Stephen King once talked about writing as being a kind of transcription, a thought I've often had myself but never really articulated. At the risk of sounding incredibly cheesy, it is rather like listening to a voice inside your head (call the doctor, somebody!) and writing down what it says. As a writer, you need to be receptive to this voice, as it is easily drowned out by stuff; you need to tune in and in order to avoid all the hiss and static which gets in the way, it is probably helpful to have a quiet and private space in which to work.
This voice, this murmur, demands your attention, as sometimes it is difficult to hear. It also demands your respect -- you have to nurture it by reading eclectically and thereby giving yourself a wide sphere of reference so that you can tell when it strikes a duff note. You also have to learn to challenge it, so that when it is falling short you have the confidence to make it go back and repeat, and repeat, and then repeat once more.

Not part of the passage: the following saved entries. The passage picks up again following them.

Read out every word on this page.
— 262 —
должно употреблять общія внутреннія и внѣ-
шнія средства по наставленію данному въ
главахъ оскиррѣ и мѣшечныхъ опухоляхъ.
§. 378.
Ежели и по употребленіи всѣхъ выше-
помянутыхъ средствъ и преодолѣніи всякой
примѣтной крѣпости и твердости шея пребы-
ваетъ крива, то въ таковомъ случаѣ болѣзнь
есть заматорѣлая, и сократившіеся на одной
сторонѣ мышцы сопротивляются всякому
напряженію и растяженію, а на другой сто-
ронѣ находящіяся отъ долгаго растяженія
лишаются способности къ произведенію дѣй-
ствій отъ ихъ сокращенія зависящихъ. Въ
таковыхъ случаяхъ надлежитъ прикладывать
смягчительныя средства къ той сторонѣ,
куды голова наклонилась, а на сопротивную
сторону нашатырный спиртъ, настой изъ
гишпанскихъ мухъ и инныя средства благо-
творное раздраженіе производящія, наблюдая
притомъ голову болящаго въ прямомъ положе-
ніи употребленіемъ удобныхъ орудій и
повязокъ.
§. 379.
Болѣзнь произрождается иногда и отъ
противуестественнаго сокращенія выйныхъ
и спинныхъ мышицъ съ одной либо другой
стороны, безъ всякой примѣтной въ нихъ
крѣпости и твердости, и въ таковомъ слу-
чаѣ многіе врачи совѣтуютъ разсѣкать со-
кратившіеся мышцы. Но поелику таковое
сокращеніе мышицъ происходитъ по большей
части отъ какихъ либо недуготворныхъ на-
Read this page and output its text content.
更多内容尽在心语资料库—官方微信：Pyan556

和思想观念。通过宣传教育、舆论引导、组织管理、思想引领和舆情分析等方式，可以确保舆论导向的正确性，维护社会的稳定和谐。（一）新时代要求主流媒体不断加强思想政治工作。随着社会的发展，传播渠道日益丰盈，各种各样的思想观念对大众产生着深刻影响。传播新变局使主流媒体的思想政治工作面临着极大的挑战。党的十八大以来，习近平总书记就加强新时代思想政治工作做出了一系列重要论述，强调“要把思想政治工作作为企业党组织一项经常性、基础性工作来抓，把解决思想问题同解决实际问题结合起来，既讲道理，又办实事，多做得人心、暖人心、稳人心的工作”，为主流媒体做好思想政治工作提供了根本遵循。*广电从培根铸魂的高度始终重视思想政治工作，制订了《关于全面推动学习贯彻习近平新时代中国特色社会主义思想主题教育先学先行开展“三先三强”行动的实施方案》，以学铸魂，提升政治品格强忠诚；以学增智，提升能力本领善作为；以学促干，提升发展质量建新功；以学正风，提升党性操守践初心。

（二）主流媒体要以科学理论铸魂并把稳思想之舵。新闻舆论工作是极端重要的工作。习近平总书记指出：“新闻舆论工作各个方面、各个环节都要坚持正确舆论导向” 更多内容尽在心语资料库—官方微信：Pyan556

I've often thought that when I'm writing I'm doing a great deal of thinking and imagining, but perhaps all I'm really doing is listening, straining to catch the elusive whisper that will send my fingers flittering over the keyboard like some crazed stenographer alone in the courtroom; perhaps this isn't creative writing at all, it's creative transcription.
PS Stephen King, On Writing - personal, outspoken, quirky and eminently practical.